In today's data-driven world, creating efficient and reliable data APIs is crucial for businesses to make informed decisions. However, setting up a data API can be a daunting task, requiring extensive knowledge of various data sources, data transformations, and REST or gRPC API generation. And Building low-latency data APIs that connect to multiple data sources can be a challenging task.
This is where Dozer comes in, an open-source data API backend that implements uses a Real-Time SQL Engine and automatically generates REST and gRPC APIs. Using a simple YAML configuration, Dozer can connect to any data source, transform and store data in an embedded cache, create secondary indexes, and generate low-latency data APIs. In this talk, we'll explore how to create data APIs with Dozer using Python and Postgres, demonstrating how easy and powerful it is to build data APIs using YAML and Dozer.

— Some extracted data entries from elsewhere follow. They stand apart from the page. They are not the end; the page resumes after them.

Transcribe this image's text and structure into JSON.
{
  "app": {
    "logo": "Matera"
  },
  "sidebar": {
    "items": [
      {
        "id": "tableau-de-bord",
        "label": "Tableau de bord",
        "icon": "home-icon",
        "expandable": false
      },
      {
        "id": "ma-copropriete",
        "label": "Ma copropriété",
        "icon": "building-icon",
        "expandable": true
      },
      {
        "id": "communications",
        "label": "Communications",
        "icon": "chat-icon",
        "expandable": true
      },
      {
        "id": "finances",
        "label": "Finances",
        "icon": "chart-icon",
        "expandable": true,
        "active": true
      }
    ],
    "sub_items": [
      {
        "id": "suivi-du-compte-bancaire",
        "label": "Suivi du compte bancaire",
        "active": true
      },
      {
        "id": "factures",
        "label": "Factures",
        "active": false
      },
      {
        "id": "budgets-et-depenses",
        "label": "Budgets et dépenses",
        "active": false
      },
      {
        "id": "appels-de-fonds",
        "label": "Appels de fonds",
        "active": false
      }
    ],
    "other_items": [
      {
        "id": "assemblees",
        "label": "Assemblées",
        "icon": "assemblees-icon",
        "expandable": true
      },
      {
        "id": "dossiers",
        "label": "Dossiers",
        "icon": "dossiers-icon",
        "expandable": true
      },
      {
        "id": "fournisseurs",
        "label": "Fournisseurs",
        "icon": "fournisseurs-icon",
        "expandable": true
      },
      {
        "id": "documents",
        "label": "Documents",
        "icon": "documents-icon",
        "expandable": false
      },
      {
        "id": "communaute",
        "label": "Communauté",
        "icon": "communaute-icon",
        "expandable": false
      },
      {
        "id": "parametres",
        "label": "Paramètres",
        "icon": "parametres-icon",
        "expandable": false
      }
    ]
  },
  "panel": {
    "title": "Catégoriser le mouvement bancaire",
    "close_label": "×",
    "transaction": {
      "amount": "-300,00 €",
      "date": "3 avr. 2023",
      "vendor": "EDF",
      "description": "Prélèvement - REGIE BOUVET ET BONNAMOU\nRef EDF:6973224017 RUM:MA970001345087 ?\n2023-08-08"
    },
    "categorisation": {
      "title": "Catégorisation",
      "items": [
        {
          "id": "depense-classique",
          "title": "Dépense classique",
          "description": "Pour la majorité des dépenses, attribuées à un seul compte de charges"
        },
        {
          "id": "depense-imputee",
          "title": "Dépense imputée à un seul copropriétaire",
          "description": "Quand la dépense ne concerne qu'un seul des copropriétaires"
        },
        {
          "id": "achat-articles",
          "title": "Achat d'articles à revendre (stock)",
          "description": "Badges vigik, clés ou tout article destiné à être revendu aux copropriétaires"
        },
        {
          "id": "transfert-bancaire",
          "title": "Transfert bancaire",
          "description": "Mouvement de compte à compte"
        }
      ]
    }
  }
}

In this talk, we will introduce Dozer, an open-source data API backend that enables developers to connect to any data source, transform and store the data in an embedded cache powered by LMDB, automatically create secondary indexes, and instantly generate REST and gRPC APIs. With Dozer, it's possible to combine multiple data sources in real time and instantly obtain low-latency Data APIs with just a simple configuration.
We will provide a use case for Dozer by demonstrating how it can be used with Python and Postgres to create a Data API. We will walk through creating a YAML configuration file, which Dozer will use to generate the API endpoints. We will show how Dozer can easily combine data from multiple sources and expose it through a single endpoint.
Attendees will leave this talk with a clear understanding of how Dozer can be used to create powerful Data APIs with minimal setup and configuration. They will also better understand the benefits of real-time SQL engines and how they can be leveraged to create fast and efficient data pipelines.